L'ondata seguita al sisma che ha devastato il Giappone ha distrutto anche numerose vetture nuove e qualche cliente italiano potrebbe non ricevere la sua entro la data stabilita.

13 marzo 2011 - 8:52

Il disastroso maremoto dell'11 marzo e il successivo tsunami che hanno sconvolto la costa orientale del Giappone, oltre a chiedere un pesante tributo di vite umane il cui numero definitivo non è ancora noto, non hanno mancato di esercitare i loro catastrofici effetti sull'industria automobilistica nipponica. Quella che pubblichiamo è la drammatica foto di quanto rimane di centinaia di vetture Nissan e Infinity parcheggiate, in attesa di essere imbarcate sulle navi porta-auto, nel terminal vetture del porto di Hitachinaka, una città di circa 150 mila abitanti nelle prefettura di Ibaraki, a 110 km a nord-est di Tokio.L'area portuale è stata investita dall'enorme ondata scatenata dal sisma, che ha travolto il terminal e tutto quanto conteneva.

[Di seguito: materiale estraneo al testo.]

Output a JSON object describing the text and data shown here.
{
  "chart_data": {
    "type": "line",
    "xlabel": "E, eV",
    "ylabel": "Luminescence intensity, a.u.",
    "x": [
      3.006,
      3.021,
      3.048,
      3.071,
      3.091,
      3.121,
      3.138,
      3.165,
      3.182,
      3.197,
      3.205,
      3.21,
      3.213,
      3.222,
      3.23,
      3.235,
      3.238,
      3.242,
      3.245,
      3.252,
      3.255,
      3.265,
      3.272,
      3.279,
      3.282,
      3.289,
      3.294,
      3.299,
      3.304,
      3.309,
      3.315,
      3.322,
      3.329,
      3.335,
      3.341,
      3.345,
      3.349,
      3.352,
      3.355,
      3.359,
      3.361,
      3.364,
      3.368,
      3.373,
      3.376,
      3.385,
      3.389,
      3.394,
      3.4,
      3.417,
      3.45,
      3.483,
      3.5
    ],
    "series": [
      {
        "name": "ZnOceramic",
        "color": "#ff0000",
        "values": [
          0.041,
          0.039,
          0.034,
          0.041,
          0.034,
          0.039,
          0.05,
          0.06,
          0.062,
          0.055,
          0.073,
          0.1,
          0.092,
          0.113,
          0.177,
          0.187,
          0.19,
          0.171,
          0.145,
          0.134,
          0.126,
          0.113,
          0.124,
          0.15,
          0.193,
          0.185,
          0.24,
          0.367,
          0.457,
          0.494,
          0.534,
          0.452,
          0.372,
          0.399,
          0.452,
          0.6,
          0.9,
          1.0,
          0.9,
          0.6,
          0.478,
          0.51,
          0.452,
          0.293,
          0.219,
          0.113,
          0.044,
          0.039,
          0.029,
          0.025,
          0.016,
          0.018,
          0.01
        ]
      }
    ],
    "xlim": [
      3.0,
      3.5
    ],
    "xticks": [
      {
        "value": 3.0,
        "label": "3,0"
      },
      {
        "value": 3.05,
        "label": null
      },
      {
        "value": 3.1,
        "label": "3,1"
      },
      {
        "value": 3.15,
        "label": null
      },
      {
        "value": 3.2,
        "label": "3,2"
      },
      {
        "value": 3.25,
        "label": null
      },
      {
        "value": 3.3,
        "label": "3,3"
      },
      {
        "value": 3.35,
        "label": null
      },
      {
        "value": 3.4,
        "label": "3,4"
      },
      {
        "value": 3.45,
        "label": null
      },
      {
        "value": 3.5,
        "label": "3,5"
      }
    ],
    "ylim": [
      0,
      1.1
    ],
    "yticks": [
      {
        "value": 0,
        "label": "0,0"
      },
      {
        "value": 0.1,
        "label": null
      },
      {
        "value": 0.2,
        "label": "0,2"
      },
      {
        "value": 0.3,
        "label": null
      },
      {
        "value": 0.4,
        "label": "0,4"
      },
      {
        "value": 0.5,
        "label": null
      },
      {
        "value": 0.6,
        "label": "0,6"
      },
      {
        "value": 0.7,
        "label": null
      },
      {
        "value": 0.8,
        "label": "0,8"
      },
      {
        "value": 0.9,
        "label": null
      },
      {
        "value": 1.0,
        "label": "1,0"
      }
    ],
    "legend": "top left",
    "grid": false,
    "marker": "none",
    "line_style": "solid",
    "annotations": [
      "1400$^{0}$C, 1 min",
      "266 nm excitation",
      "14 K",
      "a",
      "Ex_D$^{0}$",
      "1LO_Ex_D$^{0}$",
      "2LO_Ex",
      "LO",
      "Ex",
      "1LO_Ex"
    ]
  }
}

UN DISASTRO – Il porto di Hitachinaka è protetto da ben tre dighe frangiflutti, rispettivamente di 4.350 metri a est, 500 metri a nord e 300 metri nella parte centrale della baia. Ciò non è bastato a impedire che la furia delle acque, superando le dighe, abbia devastato l'intera area portuale, che comprende anche un terminal container, travolgendo pure le imbarcazioni ormeggiate. Le vetture danneggiate rappresentano buona parte della gamma Nissan e Infinity e, nella foto, chi è dotato di buona vista potrà distinguere qualche Nissan Juke, alcune Inifinity FX e GX e, in alto a sinistra, anche un paio di supersportive Nissan 370 Z.

CAUSE DI FORZA MAGGIORE – Al momento non è dato sapere se tra le vetture, parecchie decine delle quali hanno anche preso fuoco subendo presumibilmente danni irreperabili, ve ne fosse qualcuna destinata all'Italia. Tuttavia, il porto di Hitachinaka viene utilizzato esclusivamente come terminal per le vetture destinate all'esportazione, quindi non è da escludere che qualche esemplare fosse in attesa di essere spedito nel nostro Paese. Se così fosse, è possibile che qualche acquirente italiano la cui vettura prenotata è andata distrutta dallo tsunami dovrà rassegnarsi ad attenderla più del previsto. E senza poter rivendicare i danni per la mancata consegna, né recedere dal contratto, poiché in questi casi valgono le clausole contenute nei moduli contrattuali adottati dalla totalità delle case che, per cause di forza maggiore o circostanze imprevedibili (per esempio, un terremoto), escludono qualsiasi responsabilità del costruttore.